ADR 002: AWS EKS for Cloud Workloads
Status: Accepted | Date: 2025-02-17
Context
Organisations want to efficiently manage and scale bespoke workloads in a secure and scalable manner. Traditional server management can be cumbersome and inefficient for dynamic workloads. Provider specific control planes can result in lock-in and artificial constraints limiting technology options.
Decision
To address these challenges, use a CNCF Certified Kubernetes platform with automatically managed infrastructure resources. Due to hyperscaler availability and size AWS EKS (Elastic Kubernetes Service) in auto mode is the preferred option.
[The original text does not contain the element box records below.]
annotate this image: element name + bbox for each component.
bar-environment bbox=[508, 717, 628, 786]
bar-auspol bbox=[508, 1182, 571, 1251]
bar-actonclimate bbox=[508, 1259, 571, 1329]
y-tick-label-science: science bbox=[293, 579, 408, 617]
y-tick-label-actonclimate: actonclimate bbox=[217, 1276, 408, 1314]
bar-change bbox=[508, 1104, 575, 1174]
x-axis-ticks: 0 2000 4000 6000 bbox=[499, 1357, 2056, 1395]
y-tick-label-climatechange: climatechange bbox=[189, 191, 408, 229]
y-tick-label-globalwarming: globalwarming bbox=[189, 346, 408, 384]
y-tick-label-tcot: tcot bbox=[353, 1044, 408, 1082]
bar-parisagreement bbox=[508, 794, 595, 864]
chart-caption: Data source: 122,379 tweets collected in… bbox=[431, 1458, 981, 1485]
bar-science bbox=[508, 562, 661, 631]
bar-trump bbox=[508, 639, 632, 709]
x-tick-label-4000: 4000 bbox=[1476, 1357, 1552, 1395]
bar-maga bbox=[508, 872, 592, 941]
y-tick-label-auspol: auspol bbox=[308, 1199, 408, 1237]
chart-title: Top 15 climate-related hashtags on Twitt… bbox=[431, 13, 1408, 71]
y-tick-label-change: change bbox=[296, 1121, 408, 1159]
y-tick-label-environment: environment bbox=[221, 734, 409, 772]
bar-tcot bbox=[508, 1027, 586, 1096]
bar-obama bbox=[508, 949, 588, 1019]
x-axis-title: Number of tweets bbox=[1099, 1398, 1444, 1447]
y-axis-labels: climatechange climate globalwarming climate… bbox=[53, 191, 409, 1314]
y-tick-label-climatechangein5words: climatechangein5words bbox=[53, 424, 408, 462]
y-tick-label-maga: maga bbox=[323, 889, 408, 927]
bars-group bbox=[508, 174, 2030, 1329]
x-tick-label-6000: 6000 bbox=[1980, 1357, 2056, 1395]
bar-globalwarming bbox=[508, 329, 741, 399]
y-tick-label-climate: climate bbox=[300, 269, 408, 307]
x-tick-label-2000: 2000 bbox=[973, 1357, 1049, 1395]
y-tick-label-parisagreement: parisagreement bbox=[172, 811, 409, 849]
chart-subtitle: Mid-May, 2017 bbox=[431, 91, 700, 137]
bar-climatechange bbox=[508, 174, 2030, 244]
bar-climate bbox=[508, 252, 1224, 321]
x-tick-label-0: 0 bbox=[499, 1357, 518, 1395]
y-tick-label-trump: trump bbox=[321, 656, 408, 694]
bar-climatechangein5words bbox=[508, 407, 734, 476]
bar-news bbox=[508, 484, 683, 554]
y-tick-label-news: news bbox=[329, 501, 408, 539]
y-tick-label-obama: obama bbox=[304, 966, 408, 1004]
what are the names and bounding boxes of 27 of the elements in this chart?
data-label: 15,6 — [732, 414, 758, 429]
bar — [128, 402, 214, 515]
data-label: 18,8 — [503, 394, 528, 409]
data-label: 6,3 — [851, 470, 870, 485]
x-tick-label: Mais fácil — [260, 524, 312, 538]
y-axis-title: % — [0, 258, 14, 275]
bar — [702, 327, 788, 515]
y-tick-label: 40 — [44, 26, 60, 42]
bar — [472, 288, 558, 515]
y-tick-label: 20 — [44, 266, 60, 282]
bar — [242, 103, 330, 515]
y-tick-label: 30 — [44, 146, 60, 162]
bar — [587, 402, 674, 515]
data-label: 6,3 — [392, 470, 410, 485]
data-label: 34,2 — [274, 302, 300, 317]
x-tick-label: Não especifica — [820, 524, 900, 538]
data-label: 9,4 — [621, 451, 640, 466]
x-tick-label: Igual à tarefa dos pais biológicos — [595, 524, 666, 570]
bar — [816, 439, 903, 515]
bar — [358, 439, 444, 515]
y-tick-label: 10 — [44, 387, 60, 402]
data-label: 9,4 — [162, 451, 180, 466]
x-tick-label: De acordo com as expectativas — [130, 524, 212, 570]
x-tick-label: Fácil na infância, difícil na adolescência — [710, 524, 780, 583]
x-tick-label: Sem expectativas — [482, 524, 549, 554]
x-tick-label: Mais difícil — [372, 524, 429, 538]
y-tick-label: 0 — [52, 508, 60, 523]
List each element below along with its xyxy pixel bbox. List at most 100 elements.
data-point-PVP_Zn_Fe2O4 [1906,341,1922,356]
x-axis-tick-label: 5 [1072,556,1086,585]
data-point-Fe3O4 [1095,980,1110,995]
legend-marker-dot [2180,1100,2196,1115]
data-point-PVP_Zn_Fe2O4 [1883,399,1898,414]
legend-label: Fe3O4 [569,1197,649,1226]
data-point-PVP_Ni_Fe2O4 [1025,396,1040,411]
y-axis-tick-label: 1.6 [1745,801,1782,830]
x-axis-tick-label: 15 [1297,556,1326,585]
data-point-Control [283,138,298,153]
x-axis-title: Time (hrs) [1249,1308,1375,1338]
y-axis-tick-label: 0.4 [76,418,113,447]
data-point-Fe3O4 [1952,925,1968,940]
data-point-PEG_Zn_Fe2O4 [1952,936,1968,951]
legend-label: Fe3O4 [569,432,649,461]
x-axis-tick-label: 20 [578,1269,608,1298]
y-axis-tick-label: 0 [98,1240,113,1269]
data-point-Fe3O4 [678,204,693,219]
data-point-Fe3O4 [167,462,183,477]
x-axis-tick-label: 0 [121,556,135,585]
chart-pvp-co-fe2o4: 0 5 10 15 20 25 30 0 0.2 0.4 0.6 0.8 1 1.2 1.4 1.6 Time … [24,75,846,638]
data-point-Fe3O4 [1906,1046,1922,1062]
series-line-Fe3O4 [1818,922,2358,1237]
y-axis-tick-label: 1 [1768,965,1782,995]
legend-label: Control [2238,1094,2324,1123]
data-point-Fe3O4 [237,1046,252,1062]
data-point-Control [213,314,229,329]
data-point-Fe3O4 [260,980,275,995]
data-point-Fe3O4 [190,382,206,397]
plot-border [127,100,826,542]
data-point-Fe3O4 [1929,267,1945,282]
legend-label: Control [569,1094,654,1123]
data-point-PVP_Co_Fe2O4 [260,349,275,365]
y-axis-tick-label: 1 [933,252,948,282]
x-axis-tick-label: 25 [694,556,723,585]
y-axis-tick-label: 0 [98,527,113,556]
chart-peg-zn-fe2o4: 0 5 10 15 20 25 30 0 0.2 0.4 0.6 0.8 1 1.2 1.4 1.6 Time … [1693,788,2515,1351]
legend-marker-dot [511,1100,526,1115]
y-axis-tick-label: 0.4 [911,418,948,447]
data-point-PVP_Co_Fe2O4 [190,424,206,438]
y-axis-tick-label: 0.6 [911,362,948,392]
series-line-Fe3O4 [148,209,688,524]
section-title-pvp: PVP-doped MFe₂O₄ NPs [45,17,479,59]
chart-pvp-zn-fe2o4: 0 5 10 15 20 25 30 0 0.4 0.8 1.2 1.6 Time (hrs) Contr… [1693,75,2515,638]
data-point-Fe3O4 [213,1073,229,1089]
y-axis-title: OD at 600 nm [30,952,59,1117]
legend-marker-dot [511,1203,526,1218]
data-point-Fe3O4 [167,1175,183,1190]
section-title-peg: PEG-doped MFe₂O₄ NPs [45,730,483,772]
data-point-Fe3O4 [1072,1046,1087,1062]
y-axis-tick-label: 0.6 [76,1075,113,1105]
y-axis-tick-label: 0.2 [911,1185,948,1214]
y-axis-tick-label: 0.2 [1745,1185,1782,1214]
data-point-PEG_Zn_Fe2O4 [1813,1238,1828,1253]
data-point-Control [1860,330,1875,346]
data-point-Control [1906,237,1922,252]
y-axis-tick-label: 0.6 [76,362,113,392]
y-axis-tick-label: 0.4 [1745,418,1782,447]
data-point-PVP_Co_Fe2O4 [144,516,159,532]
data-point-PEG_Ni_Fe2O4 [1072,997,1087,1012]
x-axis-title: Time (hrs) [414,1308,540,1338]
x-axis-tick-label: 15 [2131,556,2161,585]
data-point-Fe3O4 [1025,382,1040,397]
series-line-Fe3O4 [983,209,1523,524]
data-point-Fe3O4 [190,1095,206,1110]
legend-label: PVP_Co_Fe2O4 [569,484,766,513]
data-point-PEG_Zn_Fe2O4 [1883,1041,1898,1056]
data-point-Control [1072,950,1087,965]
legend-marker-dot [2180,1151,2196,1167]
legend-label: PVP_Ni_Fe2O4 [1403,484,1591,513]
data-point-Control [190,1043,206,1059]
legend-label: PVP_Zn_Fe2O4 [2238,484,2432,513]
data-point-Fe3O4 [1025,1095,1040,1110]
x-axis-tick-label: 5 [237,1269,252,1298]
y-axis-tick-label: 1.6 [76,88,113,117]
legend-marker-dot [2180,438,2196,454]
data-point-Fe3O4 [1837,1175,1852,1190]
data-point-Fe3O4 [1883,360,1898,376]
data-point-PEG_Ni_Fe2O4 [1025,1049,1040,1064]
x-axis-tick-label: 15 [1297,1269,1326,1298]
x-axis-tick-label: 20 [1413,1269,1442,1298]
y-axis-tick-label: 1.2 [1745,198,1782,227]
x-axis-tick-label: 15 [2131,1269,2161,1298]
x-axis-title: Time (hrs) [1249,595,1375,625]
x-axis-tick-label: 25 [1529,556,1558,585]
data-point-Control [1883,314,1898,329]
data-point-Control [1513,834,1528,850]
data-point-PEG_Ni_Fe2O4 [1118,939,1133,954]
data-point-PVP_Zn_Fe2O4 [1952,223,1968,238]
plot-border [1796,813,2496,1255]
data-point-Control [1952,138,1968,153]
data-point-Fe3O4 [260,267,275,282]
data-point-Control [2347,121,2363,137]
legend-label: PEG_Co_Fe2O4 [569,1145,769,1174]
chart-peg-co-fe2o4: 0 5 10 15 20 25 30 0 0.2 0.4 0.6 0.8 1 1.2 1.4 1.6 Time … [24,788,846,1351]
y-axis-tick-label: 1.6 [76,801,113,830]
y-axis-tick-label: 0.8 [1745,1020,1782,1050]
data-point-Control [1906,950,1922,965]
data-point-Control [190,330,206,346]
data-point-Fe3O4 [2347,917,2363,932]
This leverages Kubernetes for orchestration, AWS EKS for managed Kubernetes services, AWS Elastic Block Store (EBS) for storage and AWS load balancers for traffic management.
- AWS EKS Auto Mode: Provide a managed Kubernetes service, that automatically scales the infrastructure based on workload demands.
- Managed Storage and NodePools: Ensure that the underlying infrastructure is maintained and updated by AWS.
- Load Balancers: Standardise ingress and traffic management.
- Persistent Storage Databases and object storage should be DBaaS to enable higher resilience for PITR/backups with lower overheads as per ADR 018: Database Patterns
Consequences
Benefits:
- Efficient resource utilisation through managed scaling
- Clear boundaries for shared responsibilities with a small operational overhead
- Enhanced security through automatic updates and patches
- Improved availability with managed storage and node pools
Risks if not implemented:
- Resource inefficiency from manual scaling
- High operational overhead managing custom infrastructure
- Security vulnerabilities from delayed updates
- Service downtime during traffic spikes
Strategic Research
Analysis like Cloud services and government digital sovereignty in Australia and beyond. / Mitchell, Andrew D.; Samlidis, Theodore. in the International Journal of Law and Information Technology, Vol. 29, No. 4, 2021, p. 364-394 highlights the ongoing issues with depending on hyperscalers in a single foreign jurisdiction. Based on this changing landscape, exploring simplified options for secure sovereign owned hosting options such as Australian Dedicated Servers and local colo in Tier 3+ datacentres (designed for 99.98% uptime) is warranted and touched on below.
Bare metal management
Use a platform like Proxmox VE to run standalone clusters at multiple facilities with multiple 2U servers per location. Example hardware (starts approx $15k AUD per server) - Dell PowerEdge R7725, HPE ProLiant DL385 Gen11, Lenovo ThinkSystem SR665 V3
Year 1 estimated costs:
- Hardware: ~$200k for 6x ~$33k servers
- Colo (2 sites, Tier 3+): ~$50k for 2x 5kw racks with 1 Gbit IP Transit
- Total: $250k for ~2-3TB ram, ~500 cores, 100TB disk across 2 sites (reduce by a factor of 2-3 for redundancy)